Keramik-keramik tersebut diduga masuk secara ilegal lantaran harganya yang terlampau murah yaitu Rp 65 ribu per meter persegi. Ini di bawah harga keramik poles produksi lokal yang mencapai Rp 100 ribu per meter persegi. Idealnya setelah dikenai berbagai biaya dan pajak, harga keramik Cina paling murah Rp 85 ribu per meter persegi.
Pajak yang seharusnya dikenakan terhadap produk keramik impor di antaranya Pajak Pertambahan Nilai sebesar 10 persen, Pajak Penghasilan 2,5 persen, dan bea masuk 20 persen.
Kapasitas produksi keramik poles nasional saat ini sekitar 30 juta meter persegi. Sedangkan produksi keramik glasur mencapai 273 juta meter persegi. Impor keramik dari Cina sebatas jenis poles, sehingga tak mengganggu pasar keramik jenis yang lain.
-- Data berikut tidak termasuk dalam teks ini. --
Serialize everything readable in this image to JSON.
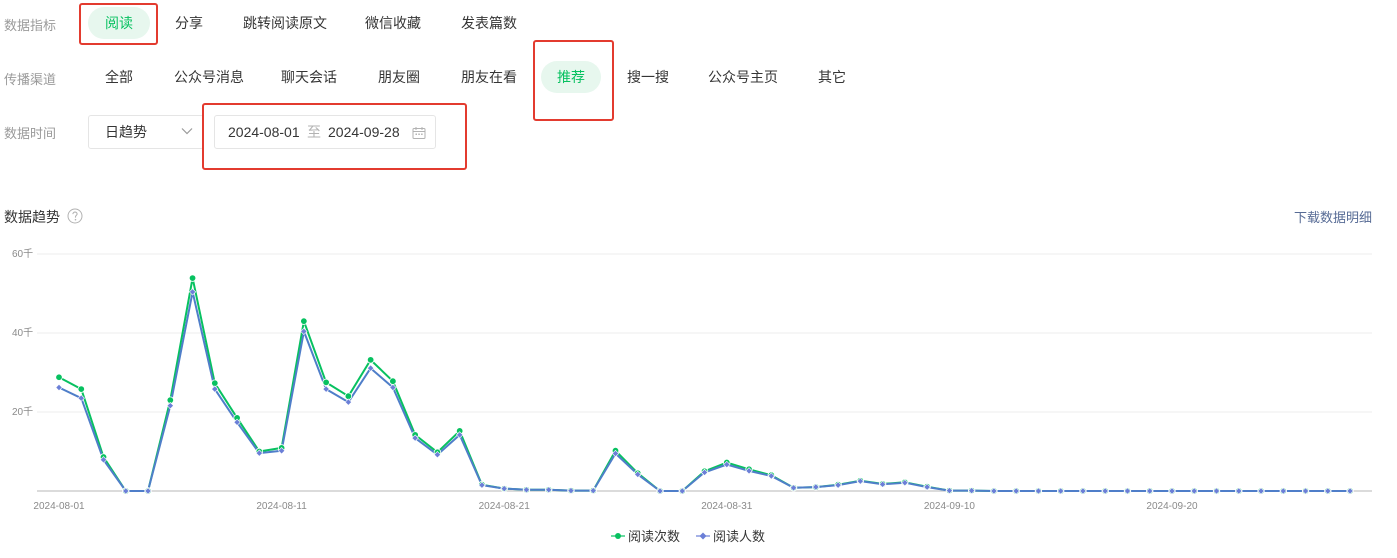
{
  "metric_row": {
    "label": "数据指标",
    "options": [
      "阅读",
      "分享",
      "跳转阅读原文",
      "微信收藏",
      "发表篇数"
    ],
    "selected_index": 0
  },
  "channel_row": {
    "label": "传播渠道",
    "options": [
      "全部",
      "公众号消息",
      "聊天会话",
      "朋友圈",
      "朋友在看",
      "推荐",
      "搜一搜",
      "公众号主页",
      "其它"
    ],
    "selected_index": 5
  },
  "time_row": {
    "label": "数据时间",
    "granularity": "日趋势",
    "start_date": "2024-08-01",
    "separator": "至",
    "end_date": "2024-09-28"
  },
  "trend_section": {
    "title": "数据趋势",
    "download_label": "下载数据明细"
  },
  "colors": {
    "accent_green": "#07c160",
    "selected_bg": "#e7f7ee",
    "highlight_red": "#e33b2f",
    "series_reads": "#07c160",
    "series_users": "#6b7fd7",
    "line_users": "#4f7ec9"
  },
  "icons": {
    "help": "question-circle-icon",
    "dropdown": "chevron-down-icon",
    "calendar": "calendar-icon"
  },
  "chart_data": {
    "type": "line",
    "ylim": [
      0,
      60
    ],
    "y_ticks": [
      {
        "value": 20,
        "label": "20千"
      },
      {
        "value": 40,
        "label": "40千"
      },
      {
        "value": 60,
        "label": "60千"
      }
    ],
    "x_tick_labels": [
      {
        "index": 0,
        "label": "2024-08-01"
      },
      {
        "index": 10,
        "label": "2024-08-11"
      },
      {
        "index": 20,
        "label": "2024-08-21"
      },
      {
        "index": 30,
        "label": "2024-08-31"
      },
      {
        "index": 40,
        "label": "2024-09-10"
      },
      {
        "index": 50,
        "label": "2024-09-20"
      }
    ],
    "x_start": "2024-08-01",
    "series": [
      {
        "name": "阅读次数",
        "values": [
          28.8,
          25.8,
          8.6,
          0,
          0,
          23.0,
          53.9,
          27.3,
          18.5,
          10.0,
          10.9,
          43.0,
          27.5,
          24.0,
          33.2,
          27.8,
          14.2,
          9.8,
          15.2,
          1.6,
          0.6,
          0.3,
          0.3,
          0.1,
          0.1,
          10.2,
          4.5,
          0,
          0,
          5.0,
          7.2,
          5.5,
          4.0,
          0.8,
          1.0,
          1.6,
          2.6,
          1.8,
          2.2,
          1.1,
          0.1,
          0.1,
          0,
          0,
          0,
          0,
          0,
          0,
          0,
          0,
          0,
          0,
          0,
          0,
          0,
          0,
          0,
          0,
          0
        ]
      },
      {
        "name": "阅读人数",
        "values": [
          26.2,
          23.5,
          7.9,
          0,
          0,
          21.6,
          50.4,
          25.8,
          17.4,
          9.6,
          10.2,
          40.4,
          25.8,
          22.5,
          31.1,
          26.2,
          13.4,
          9.2,
          14.2,
          1.5,
          0.6,
          0.3,
          0.3,
          0.1,
          0.1,
          9.5,
          4.2,
          0,
          0,
          4.7,
          6.7,
          5.1,
          3.8,
          0.8,
          1.0,
          1.5,
          2.5,
          1.7,
          2.1,
          1.0,
          0.1,
          0.1,
          0,
          0,
          0,
          0,
          0,
          0,
          0,
          0,
          0,
          0,
          0,
          0,
          0,
          0,
          0,
          0,
          0
        ]
      }
    ],
    "legend": [
      "阅读次数",
      "阅读人数"
    ],
    "legend_position": "bottom-center",
    "grid": true
  }
}
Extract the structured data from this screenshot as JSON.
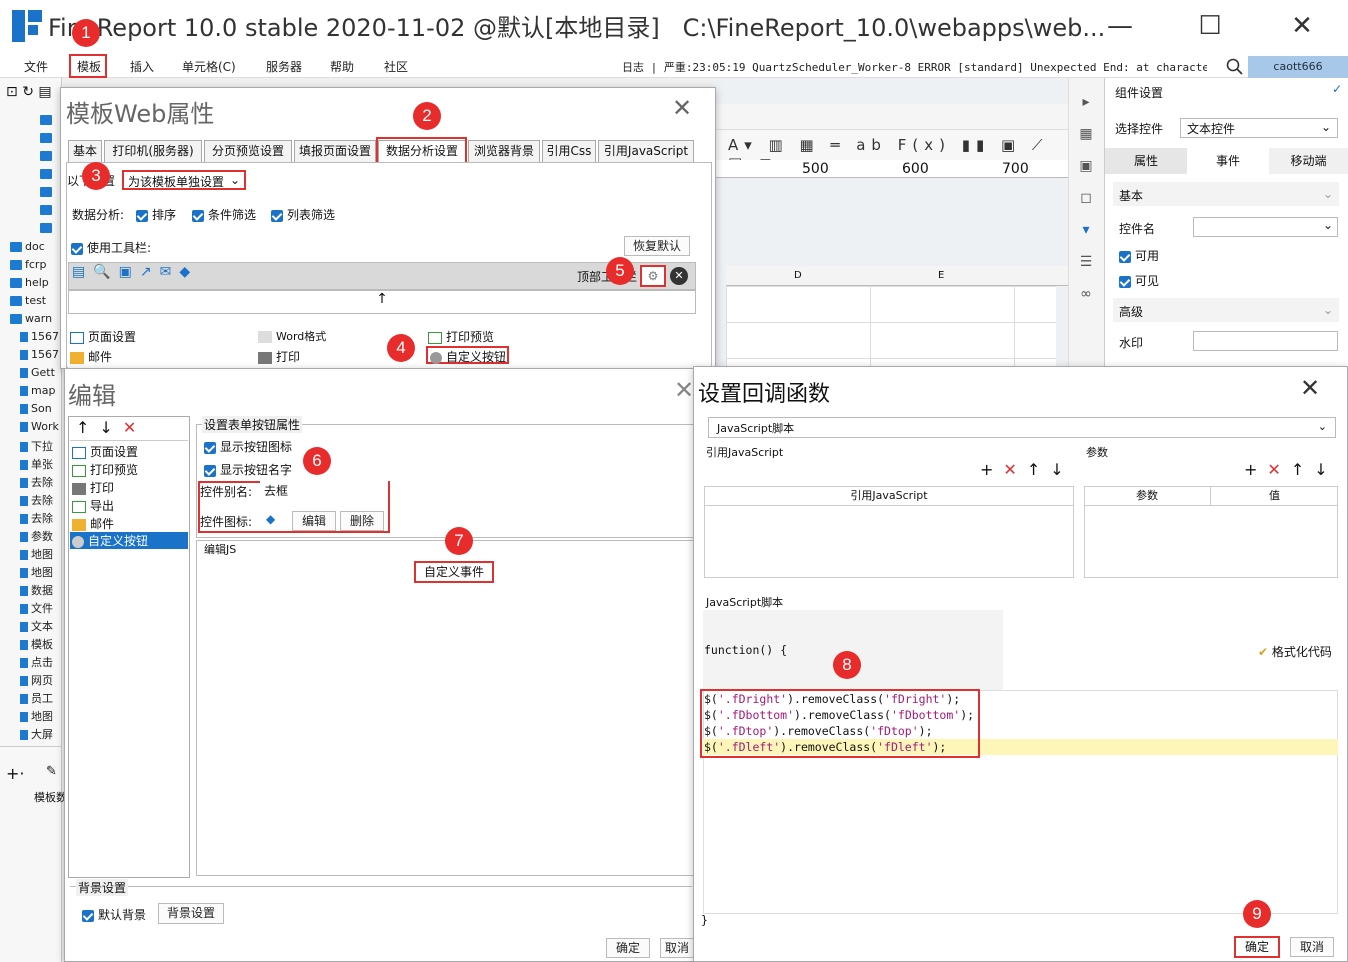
{
  "app": {
    "title": "FineReport 10.0 stable 2020-11-02 @默认[本地目录]",
    "path": "C:\\FineReport_10.0\\webapps\\web..."
  },
  "menu": [
    "文件",
    "模板",
    "插入",
    "单元格(C)",
    "服务器",
    "帮助",
    "社区"
  ],
  "log": {
    "label": "日志",
    "text": "| 严重:23:05:19 QuartzScheduler_Worker-8 ERROR [standard] Unexpected End: at character 0 of"
  },
  "user": "caott666",
  "tree": {
    "folders": [
      "doc",
      "fcrp",
      "help",
      "test",
      "warn"
    ],
    "files": [
      "1567",
      "1567",
      "Gett",
      "map",
      "Son",
      "Work",
      "下拉",
      "单张",
      "去除",
      "去除",
      "去除",
      "参数",
      "地图",
      "地图",
      "数据",
      "文件",
      "文本",
      "模板",
      "点击",
      "网页",
      "员工",
      "地图",
      "大屏"
    ]
  },
  "left_bottom": {
    "label": "模板数"
  },
  "right_panel": {
    "title": "组件设置",
    "select_label": "选择控件",
    "select_value": "文本控件",
    "tabs": [
      "属性",
      "事件",
      "移动端"
    ],
    "basic": "基本",
    "name_label": "控件名",
    "usable": "可用",
    "visible": "可见",
    "advanced": "高级",
    "watermark": "水印"
  },
  "ruler": [
    "500",
    "600",
    "700"
  ],
  "columns": [
    "D",
    "E"
  ],
  "web_dialog": {
    "title": "模板Web属性",
    "tabs": [
      "基本",
      "打印机(服务器)",
      "分页预览设置",
      "填报页面设置",
      "数据分析设置",
      "浏览器背景",
      "引用Css",
      "引用JavaScript"
    ],
    "setting_prefix": "以下设置",
    "setting_value": "为该模板单独设置",
    "analysis_label": "数据分析:",
    "analysis_opts": [
      "排序",
      "条件筛选",
      "列表筛选"
    ],
    "use_toolbar": "使用工具栏:",
    "restore": "恢复默认",
    "top_toolbar": "顶部工具栏",
    "buttons": [
      [
        "页面设置",
        "Word格式",
        "打印预览"
      ],
      [
        "邮件",
        "打印",
        "自定义按钮"
      ]
    ]
  },
  "edit_dialog": {
    "title": "编辑",
    "list": [
      "页面设置",
      "打印预览",
      "打印",
      "导出",
      "邮件",
      "自定义按钮"
    ],
    "group_title": "设置表单按钮属性",
    "show_icon": "显示按钮图标",
    "show_name": "显示按钮名字",
    "alias_label": "控件别名:",
    "alias_value": "去框",
    "icon_label": "控件图标:",
    "edit": "编辑",
    "delete": "删除",
    "edit_js": "编辑JS",
    "custom_event": "自定义事件",
    "bg_title": "背景设置",
    "default_bg": "默认背景",
    "bg_setting": "背景设置",
    "ok": "确定",
    "cancel": "取消"
  },
  "cb_dialog": {
    "title": "设置回调函数",
    "type": "JavaScript脚本",
    "ref_js": "引用JavaScript",
    "params": "参数",
    "col_ref": "引用JavaScript",
    "col_param": "参数",
    "col_value": "值",
    "script_label": "JavaScript脚本",
    "fn_head": "function() {",
    "format": "格式化代码",
    "code": [
      "$('.fDright').removeClass('fDright');",
      "$('.fDbottom').removeClass('fDbottom');",
      "$('.fDtop').removeClass('fDtop');",
      "$('.fDleft').removeClass('fDleft');"
    ],
    "fn_end": "}",
    "ok": "确定",
    "cancel": "取消"
  },
  "badges": [
    "1",
    "2",
    "3",
    "4",
    "5",
    "6",
    "7",
    "8",
    "9"
  ]
}
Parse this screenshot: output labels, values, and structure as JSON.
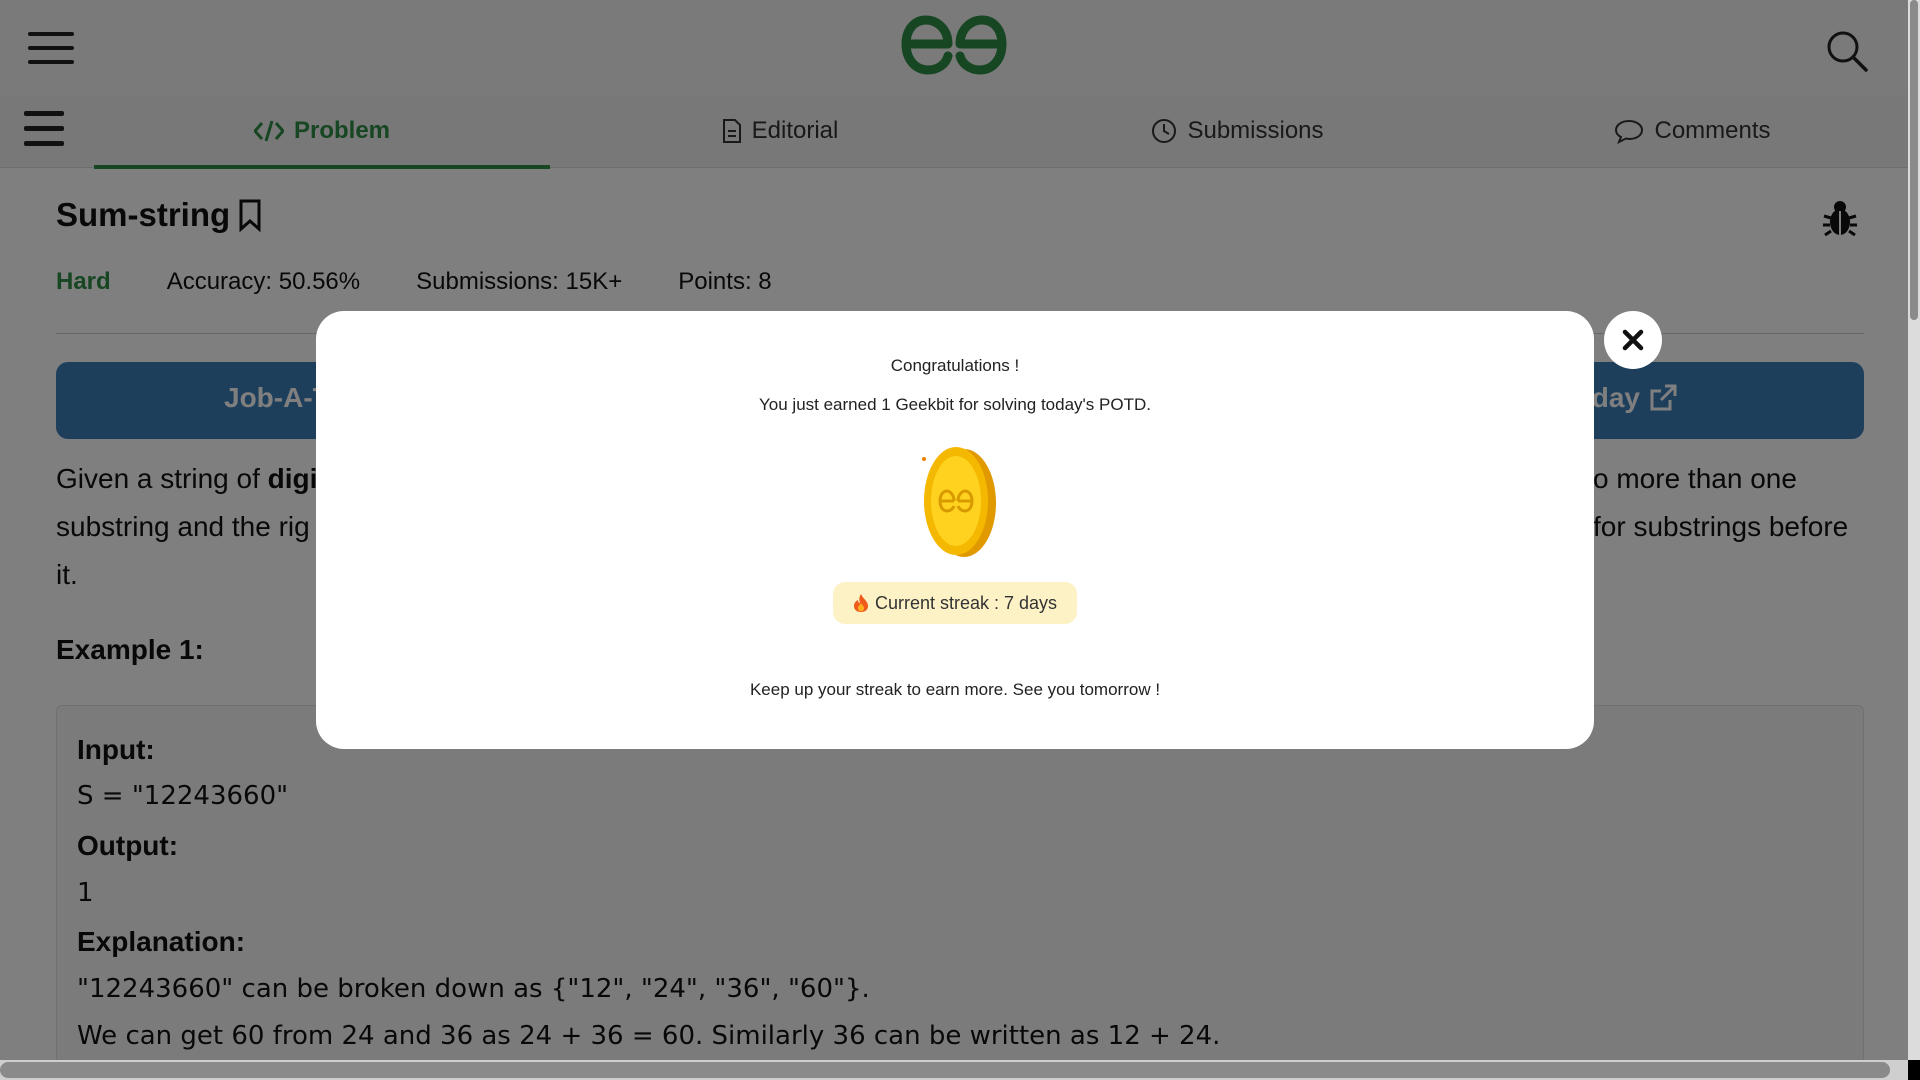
{
  "tabs": {
    "problem": "Problem",
    "editorial": "Editorial",
    "submissions": "Submissions",
    "comments": "Comments"
  },
  "problem": {
    "title": "Sum-string",
    "difficulty": "Hard",
    "accuracy": "Accuracy: 50.56%",
    "submissions": "Submissions: 15K+",
    "points": "Points: 8"
  },
  "banner": {
    "left_text": "Job-A-T",
    "right_text": "oday"
  },
  "description": {
    "p1_start": "Given a string of ",
    "p1_bold": "digi",
    "p1_right": "o more than one",
    "p2_left": "substring and the rig",
    "p2_right": "for substrings before",
    "p3": "it."
  },
  "example": {
    "heading": "Example 1:",
    "input_label": "Input:",
    "input_value": "S = \"12243660\"",
    "output_label": "Output:",
    "output_value": "1",
    "explanation_label": "Explanation:",
    "explanation_1": "\"12243660\" can be broken down as {\"12\", \"24\", \"36\", \"60\"}.",
    "explanation_2": "We can get 60 from 24 and 36 as 24 + 36 = 60. Similarly 36 can be written as 12 + 24."
  },
  "modal": {
    "congrats": "Congratulations !",
    "earned": "You just earned 1 Geekbit for solving today's POTD.",
    "streak": "Current streak : 7 days",
    "keep": "Keep up your streak to earn more. See you tomorrow !"
  },
  "colors": {
    "brand_green": "#2f8d46",
    "banner_blue": "#3d7fb6",
    "streak_bg": "#fcf2c6",
    "coin_gold": "#f5b800"
  },
  "icons": [
    "menu-icon",
    "gfg-logo",
    "search-icon",
    "code-icon",
    "document-icon",
    "clock-icon",
    "comment-icon",
    "bookmark-icon",
    "bug-icon",
    "external-link-icon",
    "coin-icon",
    "fire-icon",
    "close-icon"
  ]
}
Saat ini terdapat enam produsen keramik nasional, yaitu PT Intikeramik Alamasri Industri, Indogress, Niro Granite Indonesia, PT Garuda Keramik, PT Granito Guna, dan PT Kobin Keramik Industri.
Menurut Achmad, asosiasi telah mengirim surat kepada Direktur Jenderal Bea Cukai Thomas Sugijata, yang meminta Bea-Cukai mengambil tindakan dalam waktu satu minggu. "Satu minggu setelah kirim surat, harus ada action," katanya. Achmad meminta agar pemerintah mengadakan audiensi dengan produsen untuk menilai profil harga keramik impor tersebut. Produsen juga berencana membentuk tim untuk melacak asal keramik yang diduga ilegal, mengingat volumenya sudah di atas produksi lokal.